Le quotidien russe anglophone Moscow Times évoque une «confirmation apparente», alors qu’il n’y a pas eu d’annonce officielle du Kremlin et que les grands médias et agences russes ne mentionnent pas cette hypothèse. Tout a commencé lundi lors de la réunion organisée par Vladimir Poutine dans sa résidence de Novo-Ogariovo, près de Moscou, et retransmise à la télévision : le général Dioumine y est apparu en bonne place parmi les participants, assis à la gauche de Sergueï Choïgou, l’ancien ministre de la Défense nommé en mai secrétaire du Conseil de sécurité. Un temps pressenti par les médias russes pour prendre la place de Choïgou lors du remaniement de printemps, Alexeï Dioumine, qui était jusqu’alors gouverneur de l’oblast de Toula, a finalement été nommé secrétaire du Conseil d’État – organe consultatif directement rattaché au président russe – et assistant de Vladimir Poutine au sein de la puissante administration présidentielle.
«Tous les pouvoirs»
Dans la foulée de la réunion de lundi, les blogueurs militaires russes, particulièrement influents depuis le début de la guerre en Ukraine, ont commencé d’affirmer que Dioumine allait «coordonner» le front de Koursk. «Selon des sources internes, le président russe a déjà donné à son assistant “plusieurs instructions importantes” (…) Son rôle est de coordonner tous les départements qui opèrent désormais conjointement dans la région de Koursk et qui font tout pour en chasser l’ennemi», a annoncé en premier la chaîne Telegram anonyme «PolitSatirKa» qui fait partie du giron de ces puissants médias informels. Régulièrement citée par la porte-parole du ministère russe des Affaires étrangères, Maria Zakharova, elle, fait partie des réseaux pro-gouvernementaux sur Telegram, d’après le site d’investigation indépendant Agentstvo cité par le Moscow Times.
Ça a ensuite été au tour du journal en ligne progouvernemental Readovka, créé en 2011, de reprendre la nouvelle. «Dyumin s’est déjà rendu dans la zone frontalière», a même précisé le site. Rybar, le plus célèbre de ces «milbloggers», a poursuivi en affirmant que Dioumine était «doté de tous les pouvoirs pour résoudre la crise opérationnelle dans la région de Koursk». «C’est le signe que les forces de sécurité, seules, n’ont pas été en mesure de résoudre les problèmes de coordination (…) Sa nomination signifie que l’équipe de Poutine prend le contrôle total de la situation (…) Je me souviens que Dioumine était destiné au poste de ministre de la Défense.
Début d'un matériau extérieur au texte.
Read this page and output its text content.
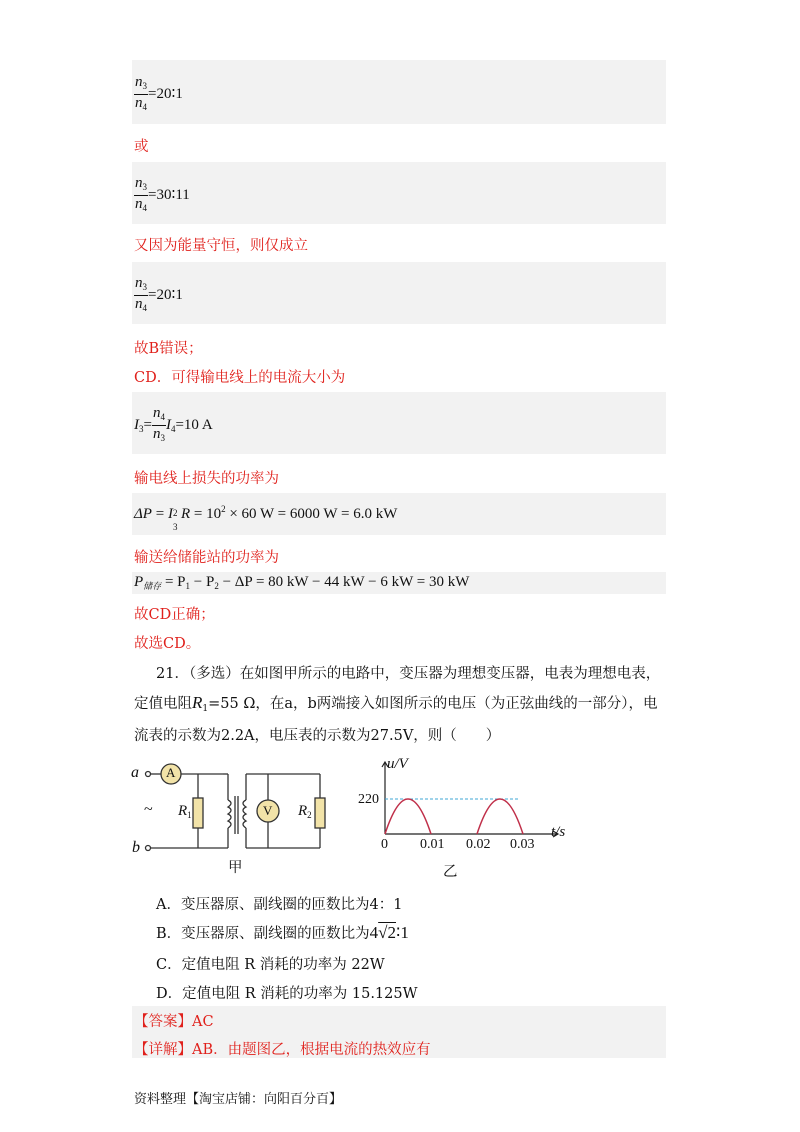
$\frac{n_3}{n_4}$ =20∶1
或
$\frac{n_3}{n_4}$ =30∶11
又因为能量守恒，则仅成立
$\frac{n_3}{n_4}$ =20∶1
故B错误；
CD．可得输电线上的电流大小为
$I_3= \frac{n_4}{n_3} I_4=10$ A
输电线上损失的功率为
ΔP = I 2
3
$R = 10^2 \times 60$ W = 6000 W = 6.0 kW
输送给储能站的功率为
$P_{储存} = P_1 - P_2 - \Delta P = 80$ kW − 44 kW − 6 kW = 30 kW
故CD正确；
故选CD。
21．（多选）在如图甲所示的电路中，变压器为理想变压器，电表为理想电表，
定值电阻$R_1=55$ Ω，在a，b两端接入如图所示的电压（为正弦曲线的一部分），电
流表的示数为2.2A，电压表的示数为27.5V，则（　　）
a
b
~
A
V
$R_1$	$R_2$
甲
u/V
t/s
220
0 0.01 0.02 0.03
乙
A．变压器原、副线圈的匝数比为4：1
B．变压器原、副线圈的匝数比为4√2∶1
C．定值电阻 R 消耗的功率为 22W
D．定值电阻 R 消耗的功率为 15.125W
【答案】AC
【详解】AB．由题图乙，根据电流的热效应有
资料整理【淘宝店铺：向阳百分百】
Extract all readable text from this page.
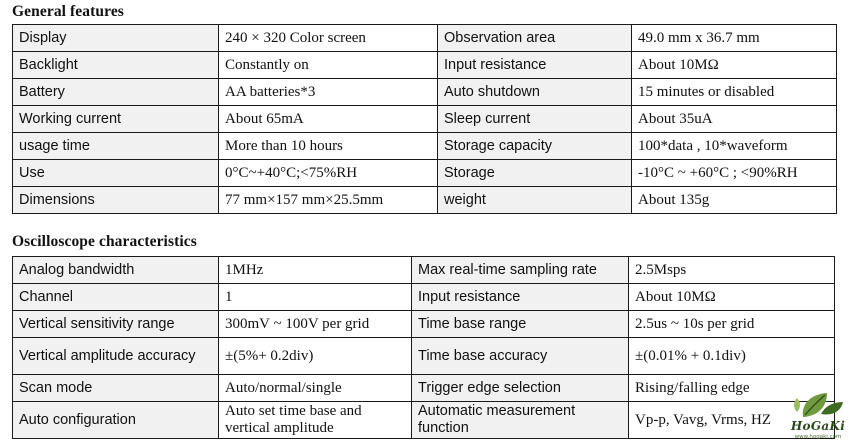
General features
Display	240 × 320 Color screen	Observation area	49.0 mm x 36.7 mm
Backlight	Constantly on	Input resistance	About 10MΩ
Battery	AA batteries*3	Auto shutdown	15 minutes or disabled
Working current	About 65mA	Sleep current	About 35uA
usage time	More than 10 hours	Storage capacity	100*data , 10*waveform
Use	0°C~+40°C;<75%RH	Storage	-10°C ~ +60°C ; <90%RH
Dimensions	77 mm×157 mm×25.5mm	weight	About 135g
Oscilloscope characteristics
Analog bandwidth	1MHz	Max real-time sampling rate	2.5Msps
Channel	1	Input resistance	About 10MΩ
Vertical sensitivity range	300mV ~ 100V per grid	Time base range	2.5us ~ 10s per grid
Vertical amplitude accuracy	±(5%+ 0.2div)	Time base accuracy	±(0.01% + 0.1div)
Scan mode	Auto/normal/single	Trigger edge selection	Rising/falling edge
Auto configuration	Auto set time base and vertical amplitude	Automatic measurement function	Vp-p, Vavg, Vrms, HZ	HoGaKi
www.hogaki.com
Eh bien, en fait, il a des pouvoirs beaucoup plus étendus», a-t-il commenté avec ce ton critique qu’il adopte souvent à l’égard de l’armée. «WarGonzo», un autre compte Telegram très suivi, a également évoqué cette nomination, tout en reconnaissant qu’il n’y avait pas de «données officielles».
Les messages de «Sladkov», un autre de ces «milbloggers», sèment en revanche le doute. Il a commencé par suivre le mouvement en écrivant pour sa part qu’Alexeï Dioumine avait été nommé «commandant de la direction nord de l’opération militaire spéciale» – dans le jargon militaire russe, zone correspondant de facto à la zone de combat de Koursk. Mais il a ensuite rectifié le tir en publiant mardi matin, toujours sur Telegram, une «explication» pour le moins énigmatique : «C’est intéressant, j’ai lu dans une agence gouvernementale respectée [cette] nomination d’Alexeï Dioumine. Maintenant, le message officiel a disparu et ils font référence à moi». Sauf que, comme le note le site d’investigation Agentstvo, aucune trace d’une dépêche – même supprimée – des agences TASS ou RIA n’a pu être retrouvée à ce stade.
Beaucoup de brouillard entoure donc la possible mais encore hypothétique nomination d’Alexeï Dioumine comme coordinateur des opérations à Koursk. Cette incertitude est d’ailleurs à l’image des combats qui se déroulent dans la région : l’étendue exacte des territoires contrôlés par Kiev est inconnue et les informations sur les combats en cours, parcellaires. «La situation apparaît toujours confuse», confie au Figaro une source militaire française, alors qu’il est encore difficile de tracer une ligne de front précise. «Si l’arrivée du général Dioumine se confirme, nous aurions un état-major interministériel en charge des opérations dans la région de Koursk, plutôt que relevant du seul ministère de la Défense. Ce serait un camouflet pour ce dernier», décrypte l’officier supérieur.
L’homme qui a sauvé Poutine d’un ours
Le nom de Dioumine n’est pas inconnu des Russes, loin de là. Le général de 51 ans est même régulièrement cité dans la longue et fluctuante liste des successeurs putatifs de Vladimir Poutine. Cet ancien officier du FSB a surtout fait partie du service de protection présidentielle et, à ce titre, aurait été l’un des plus proches gardes du corps du président russe, depuis son accession au pouvoir en 1999. «L’ancien garde du corps qui a sauvé Poutine d’un ours – et qui pourrait lui succéder», a même titré en mai dernier le Times en référence à une anecdote sans doute un brin romancée selon laquelle Dioumine aurait un jour protégé le président russe alors qu’un ours s’était approché de sa résidence…
Plus sérieusement, le colonel-général collectionne les postes stratégiques : en 2014, il était chef-adjoint du service de renseignement militaire russe, le GRU, et, à ce titre, aurait joué un rôle clé dans l’annexion de la Crimée. En 2015, il a été nommé vice-ministre de la Défense. Avant de se lancer en politique en étant largement élu gouverneur de Toula [région à 200 km au sud de Moscou, NDLR] en 2016. Avec le remaniement de mai 2024, il est retourné au plus près de Vladimir Poutine, au cœur de la puissante machine du Kremlin. À moins qu’il ne retrouve aujourd’hui et pour un temps la région de son enfance, Koursk ? La rumeur est persistante, mais s’écrit encore au conditionnel. «Cela me rappelle le mois d’août 1999, lorsque Poutine lui-même, inconnu du pays, avait été nommé premier ministre par Eltsine et chargé de repousser l’incursion tchétchène au Daghestan, construisant ainsi sa réputation de “garant de l’ordre et de la loi” sur la voie de la succession présidentielle», glisse sur X le chercheur Alex Yusupov, directeur du programme Russie au centre Friedrich-Ebert-Stiftung.